To perform linear regression, we focus on one feature: the average number of rooms per dwelling (column 5 of the dataset).

# Selecting only the data from column 5 (number of rooms)
X = boston.data[:, np.newaxis, 5]

# Defining the target data (median house value)
y = boston.target

To visualize the data, we plot the number of rooms against the median home value.

# Plotting the data
plt.scatter(X,y)
plt.xlabel("Número de habitaciones")
plt.ylabel("Valor Medio")
plt.show()

Implementing Simple Linear Regression

We now proceed to implement linear regression using the LinearRegression model from sklearn.

Splitting the Data

Before training the model, we split the dataset into training and test sets. This allows us to evaluate the model's performance on unseen data.
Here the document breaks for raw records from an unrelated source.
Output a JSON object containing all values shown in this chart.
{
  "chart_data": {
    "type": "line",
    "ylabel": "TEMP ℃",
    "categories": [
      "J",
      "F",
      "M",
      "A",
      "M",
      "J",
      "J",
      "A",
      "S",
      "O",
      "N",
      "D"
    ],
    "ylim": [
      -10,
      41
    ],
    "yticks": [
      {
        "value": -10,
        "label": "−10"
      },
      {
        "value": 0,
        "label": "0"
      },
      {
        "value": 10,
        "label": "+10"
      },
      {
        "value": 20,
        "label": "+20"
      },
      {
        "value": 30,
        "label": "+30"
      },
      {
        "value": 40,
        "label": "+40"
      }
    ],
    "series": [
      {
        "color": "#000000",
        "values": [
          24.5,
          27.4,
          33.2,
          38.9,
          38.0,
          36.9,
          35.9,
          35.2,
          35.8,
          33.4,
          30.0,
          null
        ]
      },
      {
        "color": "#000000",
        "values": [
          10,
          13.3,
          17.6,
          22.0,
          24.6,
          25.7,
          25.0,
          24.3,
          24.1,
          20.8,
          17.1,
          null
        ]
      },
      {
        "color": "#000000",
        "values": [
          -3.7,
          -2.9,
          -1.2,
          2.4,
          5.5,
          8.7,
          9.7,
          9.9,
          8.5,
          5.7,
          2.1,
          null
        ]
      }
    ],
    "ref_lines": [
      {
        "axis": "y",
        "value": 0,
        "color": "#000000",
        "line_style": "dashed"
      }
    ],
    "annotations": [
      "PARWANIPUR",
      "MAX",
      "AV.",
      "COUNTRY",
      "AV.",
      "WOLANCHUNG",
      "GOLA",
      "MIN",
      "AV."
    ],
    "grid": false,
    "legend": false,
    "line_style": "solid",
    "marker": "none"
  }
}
# Importing the train_test_split function
from sklearn.model_selection import train_test_split

# Splitting the data into training and test sets (80% train, 20% test)
X_train, X_test, y_train, y_test = train_test_split(X, y, test_size=0.2)

Training the Model

We define and train the linear regression model using the training data.

# Defining the linear regression algorithm
lr = linear_model.LinearRegression()

# Training the model
lr.fit(X_train, y_train)

Making Predictions

After training, we use the model to predict housing prices based on the test data.

# Making predictions
Y_pred = lr.predict(X_test)

We also visualize the predictions by plotting the test data points alongside the regression line.

# Plotting the test data and the model's prediction line
plt.scatter(X_test, y_test)
plt.plot(X_test,Y_pred,color='red',linewidth=3)
plt.title('Regresión Lineal Simple')
plt.xlabel('Número de habitaciones')
plt.ylabel('Valor Medio')
plt.show()

Model Evaluation

Finally, we evaluate the model by extracting key information such as the slope (coefficient), intercept, and the model's accuracy.

Model Coefficients

The coefficient (slope) indicates how much the house price changes for each additional room, while the intercept tells us the price when there are no rooms (which might not be meaningful but helps understand the line's position).

# Displaying the model's coefficients
print("Simple Linear Regression Model Details")
print('Coefficient (Slope):')
print(lr.coef_)
print('Intercept:')
print(lr.intercept_)

The regression equation derived from the model is:

# Displaying the equation of the model
print("The model's equation is:")
print('y = ', lr.coef_, 'x + ', lr.intercept_)

Model Accuracy

To assess the accuracy, we use the R² score, which indicates how well the model fits the training data.

# Displaying the model's accuracy
print('Model Accuracy:')
print(lr.score(X_train, y_train))

In this case, the accuracy is approximately 44.2%, which indicates that while the model explains some of the variability in house prices, there is still room for improvement.

This project demonstrates the basic steps involved in implementing simple linear regression to predict house prices based on the number of rooms. Through this process, we explore how machine learning models can learn patterns from data and make predictions.